Date: Thu, 06 Feb 2003 15:24:33 -0500
From: Paul Cardon <paul@moquijo.com>
To: Tina Bird <tbird@precision-guesswork.com>
Cc: "vpn@lists.shmoo.com" <vpn@lists.shmoo.com>
Subject: Re: [VPN] SSL "VPNs"

Tina Bird wrote:

[SNIP]

> Details below for specific comments and questions on the three vendors I
> "reviewed." My requirements for the solution are: it must be able to
> support arbitrary custom database applications; it has to do granular
> user based access control (they all satisfied that requirement); it must
> contain the equivalent of "no split tunneling" or some other mechanism
> for defending against piggy back attacks (none of them did that).

[SNIP]

> None of these vendors claims to address the split tunneling issue; none
> of them offers convincing evidence that they can route arbitrary
> IP-based traffic to an internal location, which I believe is a necessity
> in most environments.

I work at a Fortune 100 corporation in an industry where security is very important. We have had a lot of interest in SSL "VPNs" because of the perceived ability to deploy without a client. There are two significant issues that resulted in a decision to continue to use a traditional VPN client for thin client remote access.
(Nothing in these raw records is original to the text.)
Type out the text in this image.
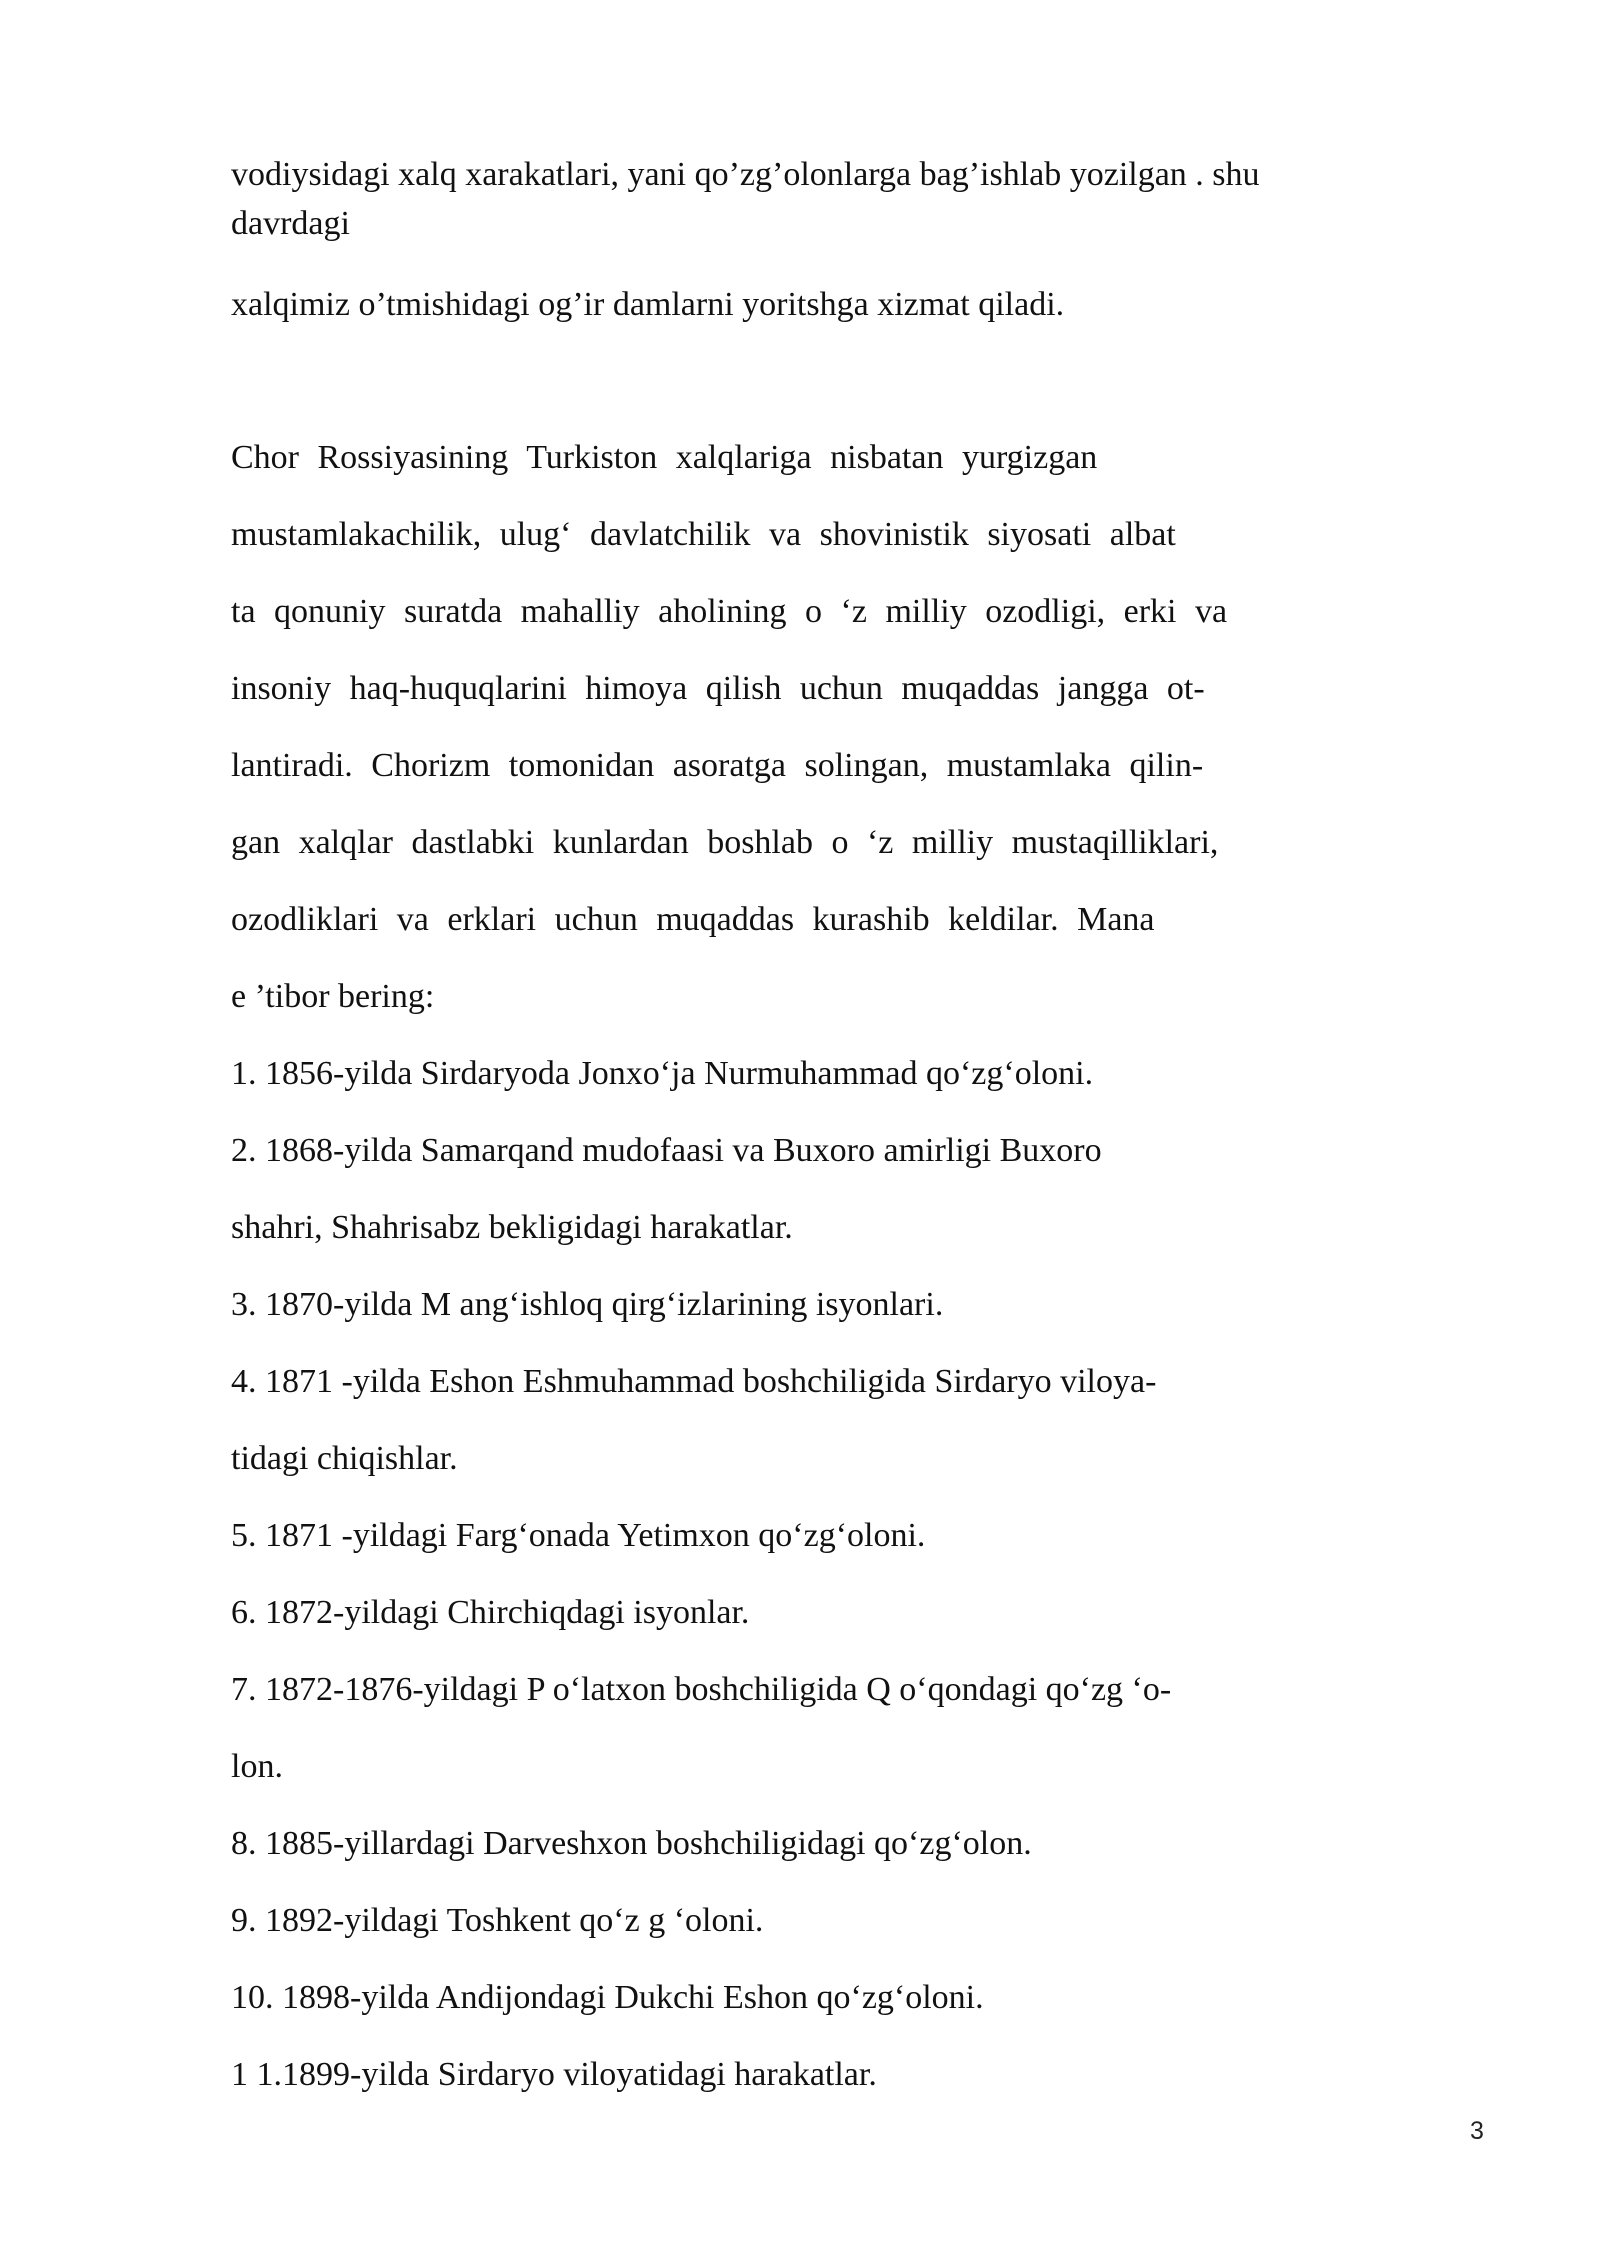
vodiysidagi xalq xarakatlari, yani qo’zg’olonlarga bag’ishlab yozilgan . shu
davrdagi
xalqimiz o’tmishidagi og’ir damlarni yoritshga xizmat qiladi.
Chor Rossiyasining Turkiston xalqlariga nisbatan yurgizgan
mustamlakachilik, ulug‘ davlatchilik va shovinistik siyosati albat
ta qonuniy suratda mahalliy aholining o ‘z milliy ozodligi, erki va
insoniy haq-huquqlarini himoya qilish uchun muqaddas jangga ot-
lantiradi. Chorizm tomonidan asoratga solingan, mustamlaka qilin-
gan xalqlar dastlabki kunlardan boshlab o ‘z milliy mustaqilliklari,
ozodliklari va erklari uchun muqaddas kurashib keldilar. Mana
e ’tibor bering:
1. 1856-yilda Sirdaryoda Jonxo‘ja Nurmuhammad qo‘zg‘oloni.
2. 1868-yilda Samarqand mudofaasi va Buxoro amirligi Buxoro
shahri, Shahrisabz bekligidagi harakatlar.
3. 1870-yilda M ang‘ishloq qirg‘izlarining isyonlari.
4. 1871 -yilda Eshon Eshmuhammad boshchiligida Sirdaryo viloya-
tidagi chiqishlar.
5. 1871 -yildagi Farg‘onada Yetimxon qo‘zg‘oloni.
6. 1872-yildagi Chirchiqdagi isyonlar.
7. 1872-1876-yildagi P o‘latxon boshchiligida Q o‘qondagi qo‘zg ‘o-
lon.
8. 1885-yillardagi Darveshxon boshchiligidagi qo‘zg‘olon.
9. 1892-yildagi Toshkent qo‘z g ‘oloni.
10. 1898-yilda Andijondagi Dukchi Eshon qo‘zg‘oloni.
1 1.1899-yilda Sirdaryo viloyatidagi harakatlar.
3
The first was the "no split tunneling" capability. I don't know how this can be done without hooking into the IP stack and I don't know how that can be done with a browser, a Java applet, and a non-admin user account. SSL VPNs really can't enforce or ensure any kind of real client-side security. Sure they could check for certain other software and configuration but that only goes so far and only works in a non-hostile environment. If an SSL VPN is available for use to a large
user base it will be used at j-random web cafes, kiosks, conferences etc. It is too easy to use these things in highly hostile locations.

The second was that the VPN gateway would have fairly broad access to the WAN and I was not willing to depend on either Apache or IIS to secure that type of access. The SSL VPN products I have seen are built on one or the other. All of our Internet accessible web servers have additional security controls on the back side that restrict what they can communicate with on our internal network. To make VPN access a useful service we can't restrict the backend connectivity like we do with our web apps.

Now perhaps some companies who are using this technology understand these risks and have decided they are acceptable but I doubt there are money. When the vendors don't have an answer to either of those questions I would be certain that the majority of their customers aren't asking. The vendor says it's secure so it must be and many purchasers leave it at that.